The new data, which shows similar levels to enrollment losses seen last fall, includes a decrease of 4.5% in undergraduate enrollment. Meanwhile, graduate enrollment — which represents just a fraction of universities’ student populations — rose 4.3%.
Overall college enrollment, the group found, is 2.9% lower than it was last spring.
“There’s no quick turnaround in sight for undergraduate enrollment declines driven by the pandemic,” Doug Shapiro, the National Student Clearinghouse’s executive director, said in a press release. “Education institutions, high schools and policymakers will need to work together to help bring back the learners who are struggling during the pandemic and recession.”

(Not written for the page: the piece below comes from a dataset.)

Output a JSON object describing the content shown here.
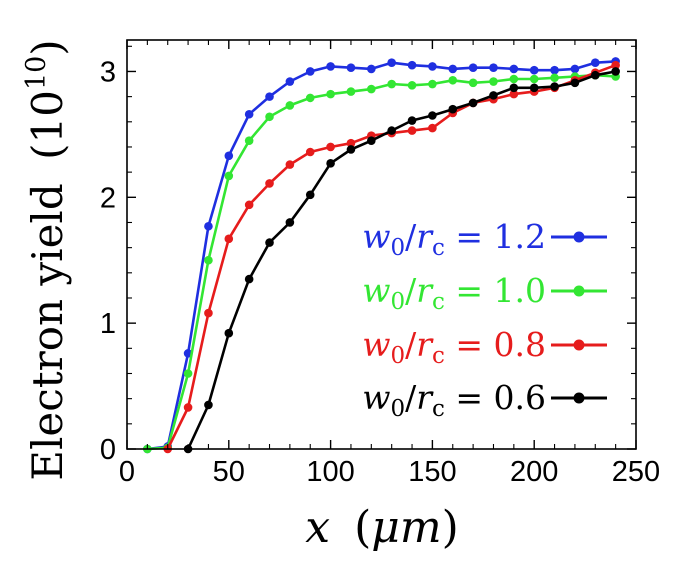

More students have postponed their educations during the pandemic, citing financial hardship or the need to attend to sick family members. Many others have cited difficulty with adapting to a remote-learning environment that doesn’t always make good on institutions’ promises of working side-by-side with professors and building their professional networks.
Community colleges, the higher education institutions most affected by the pandemic, are seeing a 9.5% decline in enrollment from this time last year, the latest data shows, a level similar to what the group measured last fall.
Adult or so-called “non-traditional” learners are also continuing to fuel major changes in the higher education landscape; demand for certificate programs rose 3.3% for undergraduates and 15.4% for graduate education.
But overall undergraduate enrollment shows signs of continuing to fall “precipitously,” the Clearinghouse warned, across all racial and ethnic categories.